Varcarono la porta oltre la quale Gutierrez se ne era andato, e si trovarono in uno spazio ricavato dalla roccia solida, come tutti gli altri, pareti lisce e colonne e tanto spazio che sfuggiva via in lontananza, inondato da torrenti di luce. C’era una grande parete, davanti a loro. Non era una vera parete, però, ma un immenso pannello, grande come una parete, isolato, collegato a due piccole macchine. Era alto quasi due metri, non raggiungeva il soffitto. C’era un labirinto di quadranti e lancette e lampade. Le lampade erano tutte spente, buie, e le lancette dei quadranti erano immobili. Gutierrez era in piedi davanti a esso, e il suo viso era torvo, triste, angosciato.

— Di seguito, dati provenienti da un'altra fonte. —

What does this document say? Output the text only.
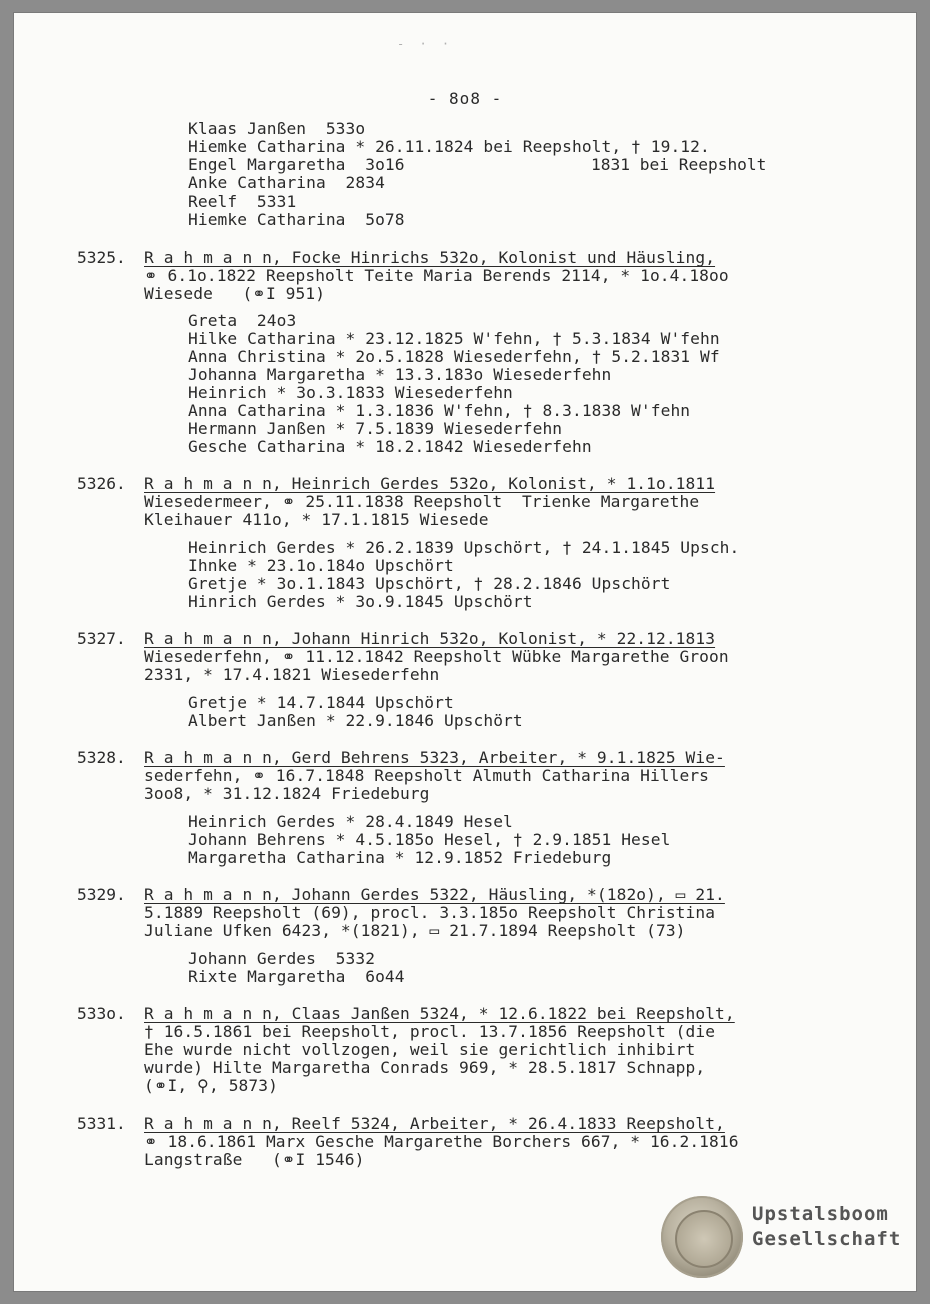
- · ·
- 8o8 -
Klaas Janßen  533o
Hiemke Catharina * 26.11.1824 bei Reepsholt, † 19.12.
Engel Margaretha  3o16	1831 bei Reepsholt
Anke Catharina  2834
Reelf  5331
Hiemke Catharina  5o78
5325. R a h m a n n, Focke Hinrichs 532o, Kolonist und Häusling,
⚭ 6.1o.1822 Reepsholt Teite Maria Berends 2114, * 1o.4.18oo
Wiesede   (⚭I 951)
Greta  24o3
Hilke Catharina * 23.12.1825 W'fehn, † 5.3.1834 W'fehn
Anna Christina * 2o.5.1828 Wiesederfehn, † 5.2.1831 Wf
Johanna Margaretha * 13.3.183o Wiesederfehn
Heinrich * 3o.3.1833 Wiesederfehn
Anna Catharina * 1.3.1836 W'fehn, † 8.3.1838 W'fehn
Hermann Janßen * 7.5.1839 Wiesederfehn
Gesche Catharina * 18.2.1842 Wiesederfehn
5326. R a h m a n n, Heinrich Gerdes 532o, Kolonist, * 1.1o.1811
Wiesedermeer, ⚭ 25.11.1838 Reepsholt  Trienke Margarethe
Kleihauer 411o, * 17.1.1815 Wiesede
Heinrich Gerdes * 26.2.1839 Upschört, † 24.1.1845 Upsch.
Ihnke * 23.1o.184o Upschört
Gretje * 3o.1.1843 Upschört, † 28.2.1846 Upschört
Hinrich Gerdes * 3o.9.1845 Upschört
5327. R a h m a n n, Johann Hinrich 532o, Kolonist, * 22.12.1813
Wiesederfehn, ⚭ 11.12.1842 Reepsholt Wübke Margarethe Groon
2331, * 17.4.1821 Wiesederfehn
Gretje * 14.7.1844 Upschört
Albert Janßen * 22.9.1846 Upschört
5328. R a h m a n n, Gerd Behrens 5323, Arbeiter, * 9.1.1825 Wie-
sederfehn, ⚭ 16.7.1848 Reepsholt Almuth Catharina Hillers
3oo8, * 31.12.1824 Friedeburg
Heinrich Gerdes * 28.4.1849 Hesel
Johann Behrens * 4.5.185o Hesel, † 2.9.1851 Hesel
Margaretha Catharina * 12.9.1852 Friedeburg
5329. R a h m a n n, Johann Gerdes 5322, Häusling, *(182o), ▭ 21.
5.1889 Reepsholt (69), procl. 3.3.185o Reepsholt Christina
Juliane Ufken 6423, *(1821), ▭ 21.7.1894 Reepsholt (73)
Johann Gerdes  5332
Rixte Margaretha  6o44
533o. R a h m a n n, Claas Janßen 5324, * 12.6.1822 bei Reepsholt,
† 16.5.1861 bei Reepsholt, procl. 13.7.1856 Reepsholt (die
Ehe wurde nicht vollzogen, weil sie gerichtlich inhibirt
wurde) Hilte Margaretha Conrads 969, * 28.5.1817 Schnapp,
(⚭I, ⚲, 5873)
5331. R a h m a n n, Reelf 5324, Arbeiter, * 26.4.1833 Reepsholt,
⚭ 18.6.1861 Marx Gesche Margarethe Borchers 667, * 16.2.1816
Langstraße   (⚭I 1546)
Upstalsboom
Gesellschaft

«Questa è Clementina,» disse, senza girare la testa al loro ingresso. «Un nome stupido per una cosa sulla quale può poggiare il futuro del mondo.»
Len abbassò le braccia, e in quel gesto c’era il significato di abbandonare molte cose pesanti, troppo pesanti o troppo dolorose per essere portate. Nella mia testa non c’è niente, deve restare così. Il vuoto si deve riempire lentamente di nuove cose, e le vecchie cose devono disporsi secondo nuovi disegni, e allora forse, forse riuscirò a capire… che cosa? Non lo so. Non so niente, e tutto è buio e confusione, e solo la Parola…
No, non quella Parola. Un’altra. Clementina.
Sospirò e disse, ad alta voce:
«Non capisco.»
Sherman si avvicinò al grande pannello buio.
«Questo è un computer. È il più grande che sia mai stato costruito, il più complesso. Vedete, qui…»
Puntò il braccio, indicando un punto oltre il pannello, nello spazio sorretto da colonne che si stendeva là, e Len vide che c’erano innumerevoli file di strane disposizioni di fili e tubi, messi tutti in ordine, uno dopo l’altro, interrotti a intervalli da grandi cilindri di cristallo scintillante.
«Tutto ciò ne fa parte.»
La passione che Esaù provava per le macchine si stava ridestando, un raggio ancora debole attraverso la nebbia della paura.